G20 move to put people’s health before Big Pharma profits “beggars belief”
In another stark example of the chasm between the G20’s rhetoric and its actions, the communiqué described Covid-19 immunisation as “a global public good” and committed to facilitating the equitable and swift access to safe, effective and affordable Covid-19 vaccines. In reality, major G20 members, including the US and UK, have either actively opposed or sat on the fence on a South Africa and India-led proposal at the World Trade Organization (WTO) calling for a temporary suspension of vaccine-related intellectual property rights, which have kept production limited to a handful of pharmaceutical companies registered in the Global North (see Observer Springs 2020).
Daniel Willis of Global Justice Now responded that, “G20 countries have privatised the medical knowledge behind Covid vaccines, artificially limiting supply and preventing most of the world producing the vaccines we so desperately need. They should have taken this moment to commit to putting the health of people across the world ahead of Big Pharma’s profits.” Oxfam’s Anna Mariott described this move by G20 countries as a “bizarre act of financial and economic self-harm…[that] totally beggars belief.”
Biden’s agenda clearly discernible
As the first G20 spring meetings statement of the Biden administration, the communiqué is also helpful in illustrating the US’ continued disproportionate influence in global economic affairs. The latest communiqué did not belabour trade issues amidst a US-China trade-war for instance, as previous iterations had and reverted to a more concise commitment to fight protectionism.
After G20 statements during the Trump administration largely avoided climate issues, this communiqué slightly sharpened its language on tackling climate change, announcing that the G20’s Sustainable Finance Study Group, led by China and the US, will be upgraded to a working group, reflecting the prominence of the climate agenda in the Biden administration. In 2021, the working group will develop a climate-focused G20 sustainable roadmap and work to improve sustainability reporting, identify sustainable investments, and align international financial institutions’ efforts with the Paris Agreement. In relation to climate change, the communiqué also emphasised improved data collection and tasked the IMF and Financial Stability Board to close climate data gaps.
The communiqué also urged the G20/OECD Inclusive Framework on Base Erosion and Profit Shifting (BEPS) (that actually continues to exclude most countries) to achieve an agreement by mid-2021 on its ‘unified proposal’ (on which countries are actually not unified).

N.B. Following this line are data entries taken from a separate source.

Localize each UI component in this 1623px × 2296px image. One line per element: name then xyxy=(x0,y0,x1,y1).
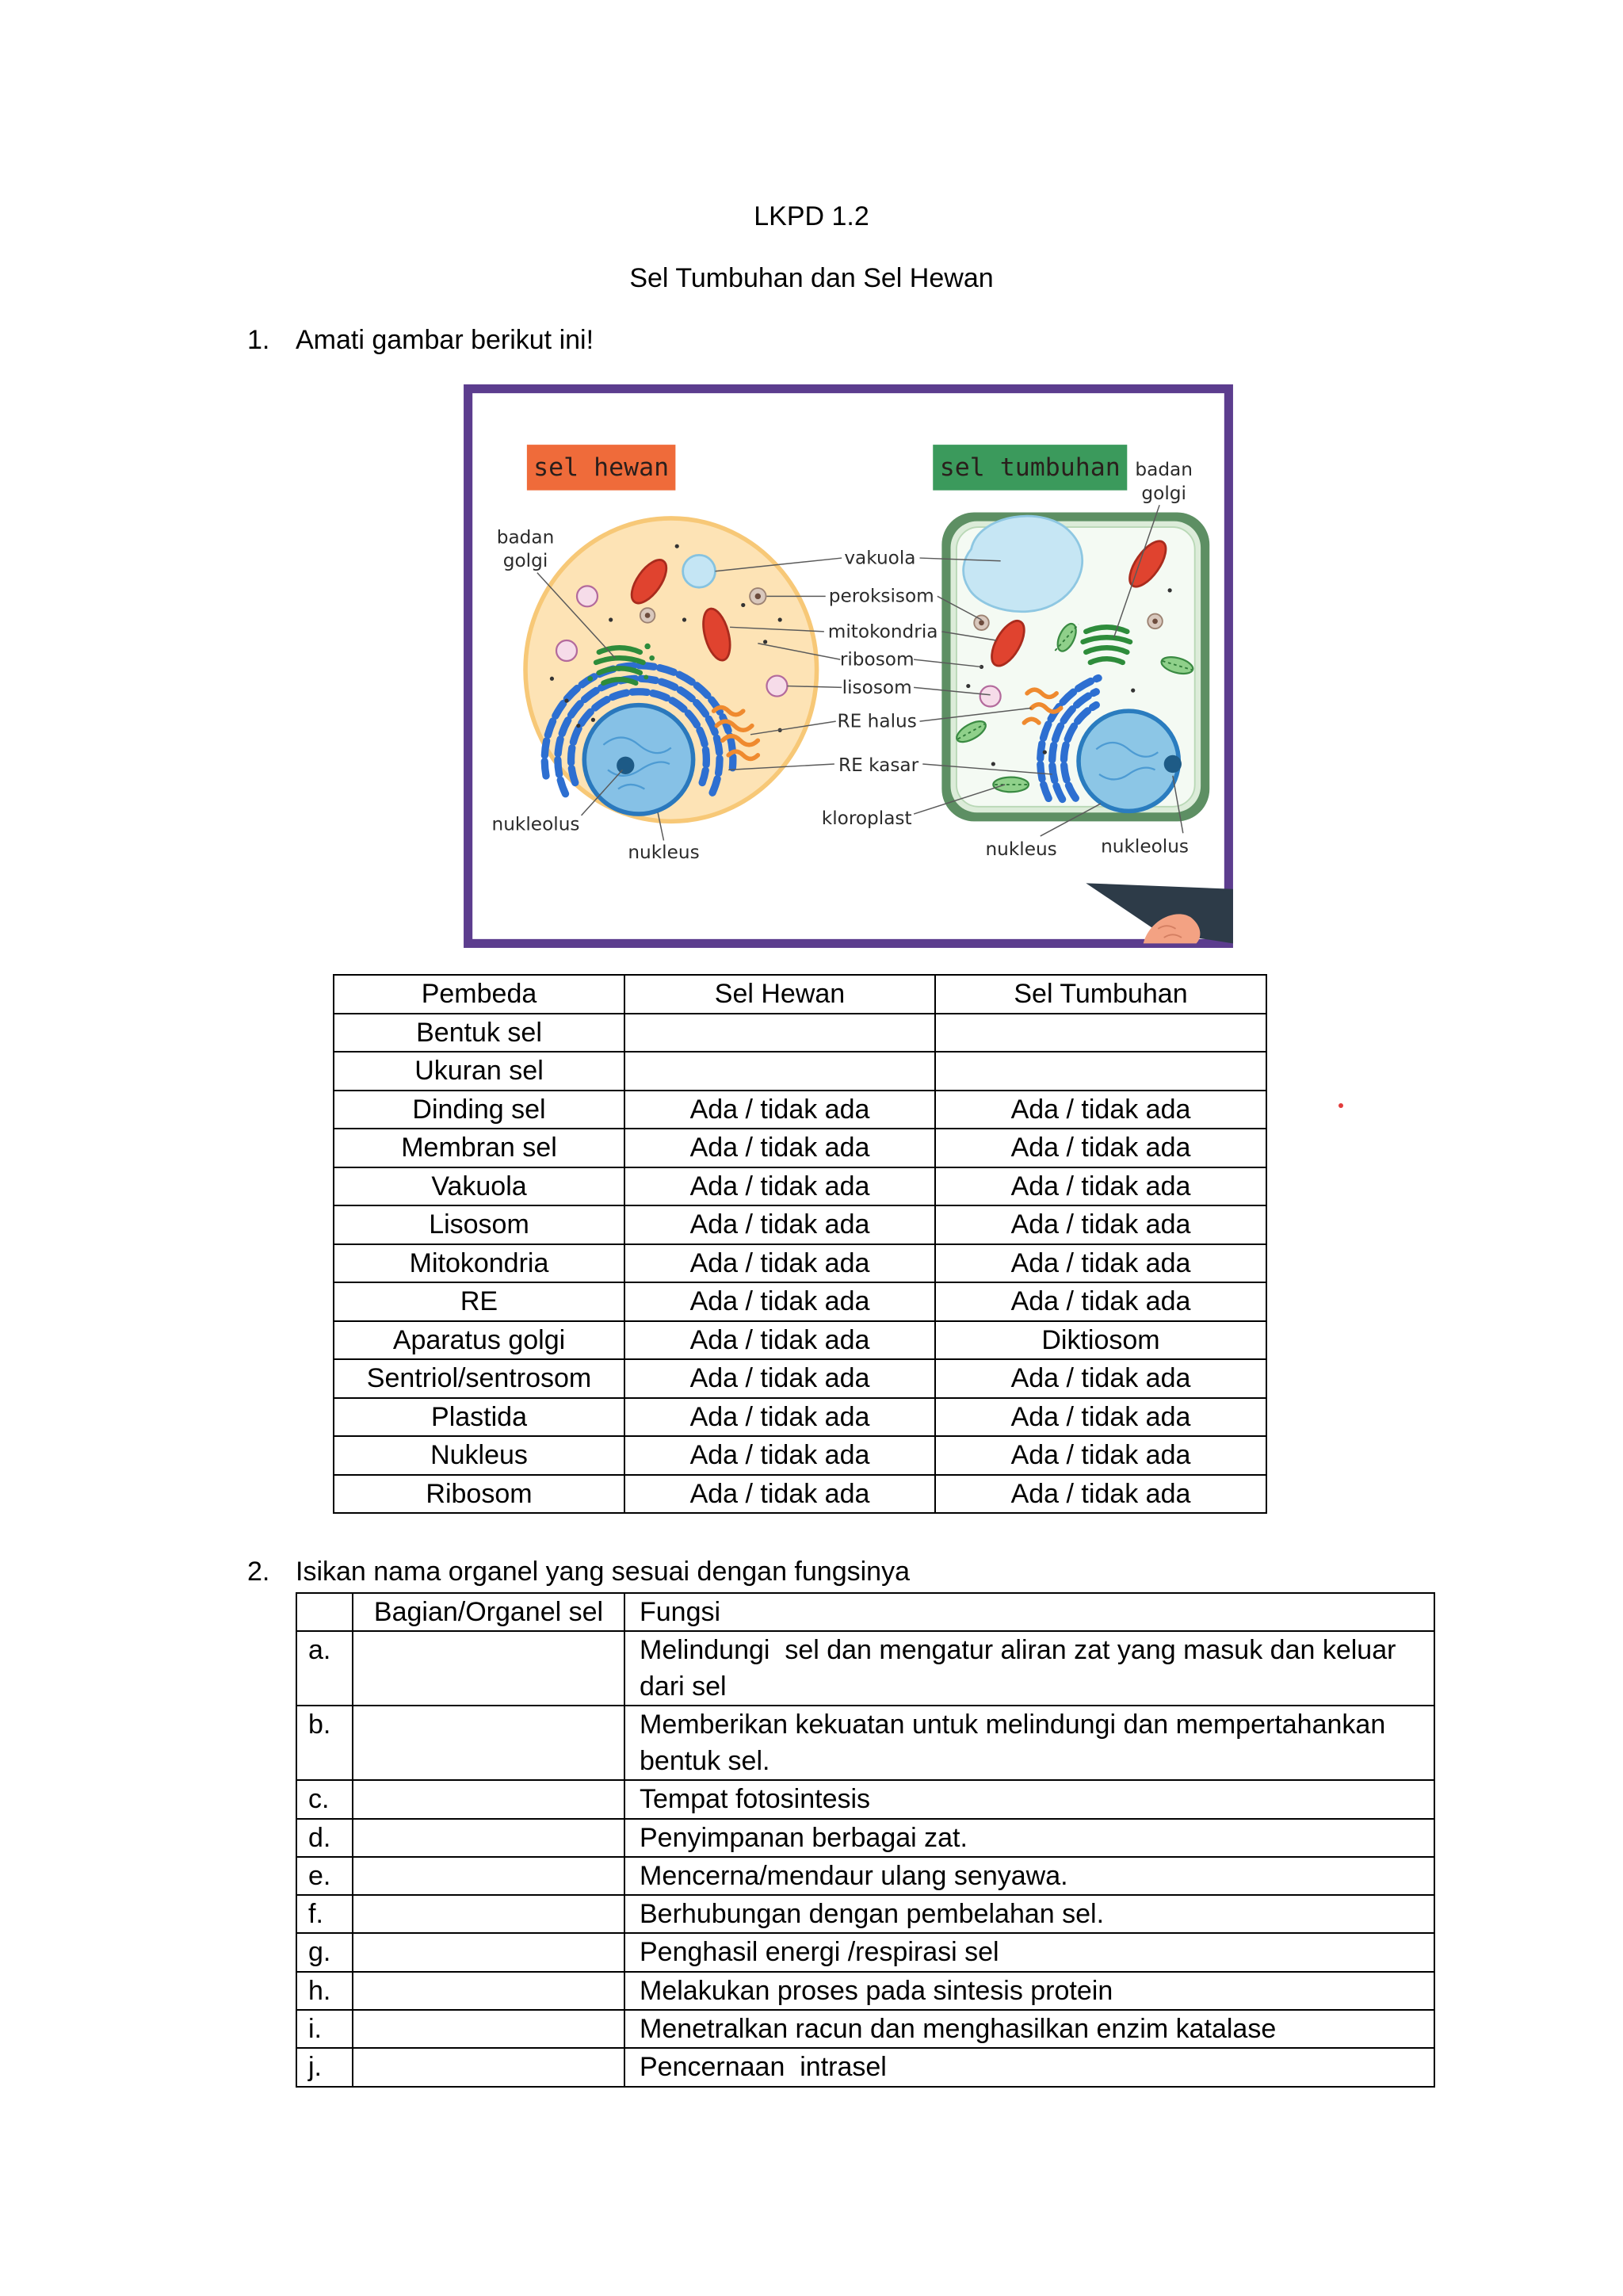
row-letter: c. xyxy=(296,1780,353,1818)
pembeda-cell: Mitokondria xyxy=(334,1244,624,1283)
table-row xyxy=(334,1244,1266,1283)
label-ribosom: ribosom xyxy=(839,648,915,670)
fungsi-cell: Pencernaan intrasel xyxy=(624,2048,1434,2086)
table-row xyxy=(334,1321,1266,1360)
plant-nucleus xyxy=(1079,711,1178,811)
label-nukleus-left: nukleus xyxy=(628,841,700,863)
fungsi-cell: Berhubungan dengan pembelahan sel. xyxy=(624,1895,1434,1933)
header-letter xyxy=(296,1593,353,1631)
sel-hewan-cell: Ada / tidak ada xyxy=(624,1244,935,1283)
table-row xyxy=(334,1129,1266,1167)
plant-lysosome xyxy=(980,686,1001,707)
table-header-row xyxy=(334,975,1266,1014)
table-row xyxy=(296,1972,1434,2010)
plant-nucleolus xyxy=(1164,755,1182,773)
table-row xyxy=(334,1282,1266,1321)
organel-answer-cell xyxy=(353,1819,624,1857)
sel-tumbuhan-cell: Ada / tidak ada xyxy=(935,1091,1266,1129)
question-2-text: Isikan nama organel yang sesuai dengan fungsinya xyxy=(296,1557,910,1587)
sel-hewan-cell: Ada / tidak ada xyxy=(624,1321,935,1360)
row-letter: f. xyxy=(296,1895,353,1933)
sel-tumbuhan-cell: Ada / tidak ada xyxy=(935,1436,1266,1475)
organel-answer-cell xyxy=(353,2048,624,2086)
fungsi-cell: Menetralkan racun dan menghasilkan enzim katalase xyxy=(624,2010,1434,2048)
table-row xyxy=(334,1167,1266,1206)
sel-tumbuhan-cell: Diktiosom xyxy=(935,1321,1266,1360)
svg-text:badan: badan xyxy=(496,526,555,548)
fungsi-cell: Penghasil energi /respirasi sel xyxy=(624,1933,1434,1971)
header-pembeda: Pembeda xyxy=(334,975,624,1014)
sel-tumbuhan-cell: Ada / tidak ada xyxy=(935,1129,1266,1167)
cell-comparison-figure xyxy=(464,384,1233,948)
organel-answer-cell xyxy=(353,1972,624,2010)
plant-cell-tag xyxy=(933,445,1127,491)
table-row xyxy=(296,1780,1434,1818)
sel-tumbuhan-cell xyxy=(935,1014,1266,1052)
pembeda-cell: Ukuran sel xyxy=(334,1052,624,1091)
sel-tumbuhan-cell: Ada / tidak ada xyxy=(935,1398,1266,1437)
row-letter: i. xyxy=(296,2010,353,2048)
pembeda-cell: Lisosom xyxy=(334,1205,624,1244)
header-organel: Bagian/Organel sel xyxy=(353,1593,624,1631)
table-row xyxy=(296,2048,1434,2086)
label-nukleus-right: nukleus xyxy=(985,839,1057,861)
pembeda-cell: Bentuk sel xyxy=(334,1014,624,1052)
plant-cell-tag-label: sel tumbuhan xyxy=(939,453,1121,483)
organel-answer-cell xyxy=(353,1631,624,1706)
sel-tumbuhan-cell: Ada / tidak ada xyxy=(935,1475,1266,1514)
plant-cell xyxy=(941,513,1209,822)
sel-hewan-cell: Ada / tidak ada xyxy=(624,1398,935,1437)
pembeda-cell: Aparatus golgi xyxy=(334,1321,624,1360)
table-row xyxy=(296,2010,1434,2048)
header-sel-hewan: Sel Hewan xyxy=(624,975,935,1014)
animal-cell-tag xyxy=(527,445,675,491)
row-letter: d. xyxy=(296,1819,353,1857)
sel-tumbuhan-cell xyxy=(935,1052,1266,1091)
row-letter: a. xyxy=(296,1631,353,1706)
label-kloroplast: kloroplast xyxy=(821,808,912,830)
label-lisosom: lisosom xyxy=(842,676,912,698)
organel-answer-cell xyxy=(353,1895,624,1933)
fungsi-cell: Mencerna/mendaur ulang senyawa. xyxy=(624,1857,1434,1895)
label-mitokondria: mitokondria xyxy=(827,621,938,643)
row-letter: j. xyxy=(296,2048,353,2086)
plant-vacuole xyxy=(964,516,1083,612)
row-letter: h. xyxy=(296,1972,353,2010)
table-row xyxy=(334,1091,1266,1129)
fungsi-cell: Melindungi sel dan mengatur aliran zat yang masuk dan keluar dari sel xyxy=(624,1631,1434,1706)
table-row xyxy=(334,1475,1266,1514)
marker-dot xyxy=(1338,1103,1343,1108)
organel-answer-cell xyxy=(353,1933,624,1971)
label-nukleolus-left: nukleolus xyxy=(491,813,580,835)
sel-hewan-cell xyxy=(624,1052,935,1091)
animal-vacuole xyxy=(683,555,716,587)
sel-hewan-cell: Ada / tidak ada xyxy=(624,1359,935,1398)
fungsi-cell: Penyimpanan berbagai zat. xyxy=(624,1819,1434,1857)
organelle-function-table xyxy=(296,1592,1435,2088)
worksheet-title: LKPD 1.2 xyxy=(754,201,869,231)
fungsi-cell: Melakukan proses pada sintesis protein xyxy=(624,1972,1434,2010)
table-row xyxy=(296,1857,1434,1895)
header-fungsi: Fungsi xyxy=(624,1593,1434,1631)
sel-hewan-cell xyxy=(624,1014,935,1052)
fungsi-cell: Tempat fotosintesis xyxy=(624,1780,1434,1818)
table-row xyxy=(296,1895,1434,1933)
table-row xyxy=(334,1205,1266,1244)
row-letter: b. xyxy=(296,1706,353,1780)
organel-answer-cell xyxy=(353,1706,624,1780)
comparison-table xyxy=(333,974,1267,1514)
animal-cell-tag-label: sel hewan xyxy=(533,453,670,483)
svg-text:badan: badan xyxy=(1135,459,1193,481)
pembeda-cell: Sentriol/sentrosom xyxy=(334,1359,624,1398)
table-row xyxy=(296,1706,1434,1780)
question-1-number: 1. xyxy=(247,325,270,355)
header-sel-tumbuhan: Sel Tumbuhan xyxy=(935,975,1266,1014)
pembeda-cell: Dinding sel xyxy=(334,1091,624,1129)
pembeda-cell: Plastida xyxy=(334,1398,624,1437)
sel-hewan-cell: Ada / tidak ada xyxy=(624,1205,935,1244)
question-1-text: Amati gambar berikut ini! xyxy=(296,325,594,355)
svg-text:golgi: golgi xyxy=(502,550,548,572)
pembeda-cell: RE xyxy=(334,1282,624,1321)
organel-answer-cell xyxy=(353,1780,624,1818)
table-row xyxy=(334,1436,1266,1475)
label-vakuola: vakuola xyxy=(844,547,916,569)
sel-hewan-cell: Ada / tidak ada xyxy=(624,1167,935,1206)
worksheet-subtitle: Sel Tumbuhan dan Sel Hewan xyxy=(629,263,994,293)
row-letter: g. xyxy=(296,1933,353,1971)
sel-hewan-cell: Ada / tidak ada xyxy=(624,1436,935,1475)
organel-answer-cell xyxy=(353,1857,624,1895)
animal-nucleolus xyxy=(617,757,634,774)
sel-tumbuhan-cell: Ada / tidak ada xyxy=(935,1167,1266,1206)
svg-text:golgi: golgi xyxy=(1141,482,1186,504)
organel-answer-cell xyxy=(353,2010,624,2048)
sel-hewan-cell: Ada / tidak ada xyxy=(624,1282,935,1321)
sel-hewan-cell: Ada / tidak ada xyxy=(624,1475,935,1514)
row-letter: e. xyxy=(296,1857,353,1895)
label-nukleolus-right: nukleolus xyxy=(1101,835,1190,858)
pembeda-cell: Membran sel xyxy=(334,1129,624,1167)
animal-cell xyxy=(525,518,817,821)
pembeda-cell: Nukleus xyxy=(334,1436,624,1475)
pembeda-cell: Ribosom xyxy=(334,1475,624,1514)
table-row xyxy=(334,1014,1266,1052)
label-peroksisom: peroksisom xyxy=(828,585,934,607)
question-2-number: 2. xyxy=(247,1557,270,1587)
table-header-row xyxy=(296,1593,1434,1631)
table-row xyxy=(296,1631,1434,1706)
sel-hewan-cell: Ada / tidak ada xyxy=(624,1091,935,1129)
sel-tumbuhan-cell: Ada / tidak ada xyxy=(935,1359,1266,1398)
table-row xyxy=(334,1052,1266,1091)
animal-nucleus xyxy=(584,705,693,814)
sel-hewan-cell: Ada / tidak ada xyxy=(624,1129,935,1167)
fungsi-cell: Memberikan kekuatan untuk melindungi dan mempertahankan bentuk sel. xyxy=(624,1706,1434,1780)
label-re-kasar: RE kasar xyxy=(838,755,919,777)
sel-tumbuhan-cell: Ada / tidak ada xyxy=(935,1282,1266,1321)
sel-tumbuhan-cell: Ada / tidak ada xyxy=(935,1205,1266,1244)
table-row xyxy=(296,1933,1434,1971)
label-re-halus: RE halus xyxy=(837,710,917,732)
sel-tumbuhan-cell: Ada / tidak ada xyxy=(935,1244,1266,1283)
cell-diagram xyxy=(464,384,1233,948)
table-row xyxy=(334,1398,1266,1437)
pembeda-cell: Vakuola xyxy=(334,1167,624,1206)
table-row xyxy=(334,1359,1266,1398)
table-row xyxy=(296,1819,1434,1857)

Finally, as it does in all its communiqués, the G20 reiterated its commitment to continue the process of IMF governance reforms. After the US blatantly blocked the 15th IMF quota review in 2019, the process now falls under the 16th General Review of Quotas, slated to be completed by December 2023, which will include a new IMF quota formula (see Dispatch Springs 2021, Observer Winter 2019). Perhaps ambitious proposals for a quota formula that democratises IMF decision-making, which is long overdue, could play a part in breaking away from this inadequate deadlock of global economic governance that is failing to deliver the transformative responses required at this time of crisis.